Именно так он и познакомился с Лидкой. Бубенникову тогда жестоко обманул давний любовник — режиссер Пореев: пообещал роль в комедии «Повариха», но в последний момент отдал красотке Тепличной — блондинке с шалыми глазами. Лидка взбесилась, поклялась отомстить и слово сдержала, показательно переспав с «помесью еврея и обезьяны», подсевшей к ней в ресторане Дома кино.
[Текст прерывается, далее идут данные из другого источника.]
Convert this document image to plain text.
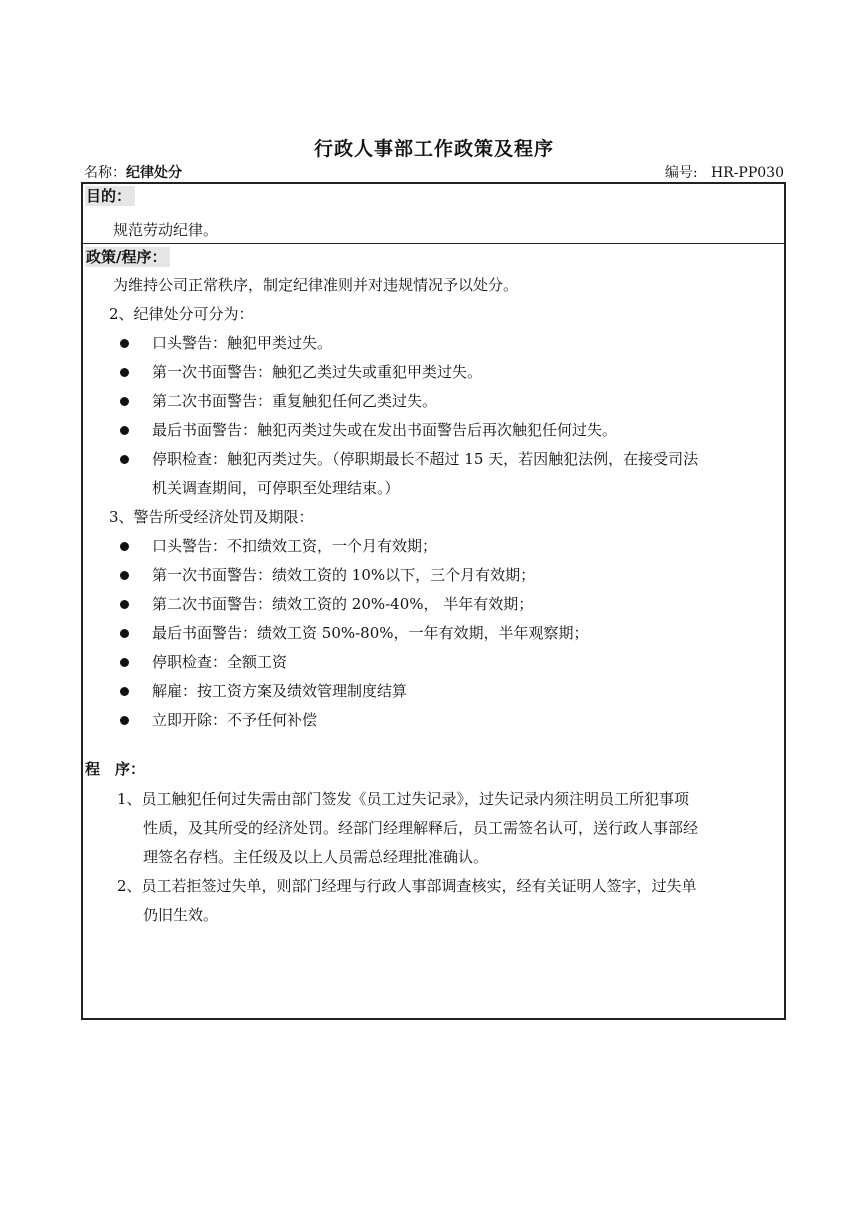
行政人事部工作政策及程序
名称：纪律处分	编号: HR-PP030
目的：
规范劳动纪律。
政策/程序：
为维持公司正常秩序，制定纪律准则并对违规情况予以处分。
2、纪律处分可分为：
口头警告：触犯甲类过失。
第一次书面警告：触犯乙类过失或重犯甲类过失。
第二次书面警告：重复触犯任何乙类过失。
最后书面警告：触犯丙类过失或在发出书面警告后再次触犯任何过失。
停职检查：触犯丙类过失。（停职期最长不超过 15 天，若因触犯法例，在接受司法
机关调查期间，可停职至处理结束。）
3、警告所受经济处罚及期限：
口头警告：不扣绩效工资，一个月有效期；
第一次书面警告：绩效工资的 10%以下，三个月有效期；
第二次书面警告：绩效工资的 20%-40%， 半年有效期；
最后书面警告：绩效工资 50%-80%，一年有效期，半年观察期；
停职检查：全额工资
解雇：按工资方案及绩效管理制度结算
立即开除：不予任何补偿
程　序：
1、员工触犯任何过失需由部门签发《员工过失记录》，过失记录内须注明员工所犯事项
性质，及其所受的经济处罚。经部门经理解释后，员工需签名认可，送行政人事部经
理签名存档。主任级及以上人员需总经理批准确认。
2、员工若拒签过失单，则部门经理与行政人事部调查核实，经有关证明人签字，过失单
仍旧生效。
Пореев, главный антисемит советского кино, устав от Тепличной, вернулся со съемок и затребовал Бубенникову. Ему шепнули правду, он вскипел обидой, примчался выяснять отношения, но его не пустили на порог. Тогда мэтр в гневе позвонил в столярный цех «Мосфильма», ему привезли двадцатисантиметровые гвозди и молоток. После того, как он намертво заколотил дверь подлой квартиры, Лидке с новым другом пришлось выбираться на волю по пожарной лестнице. Веня был так потрясен внезапным снисхождением этой могучей женщины, что всю ночь читал ей стихи, а под утро предложил руку и сердце. Она сначала долго смеялась, а потом согласилась.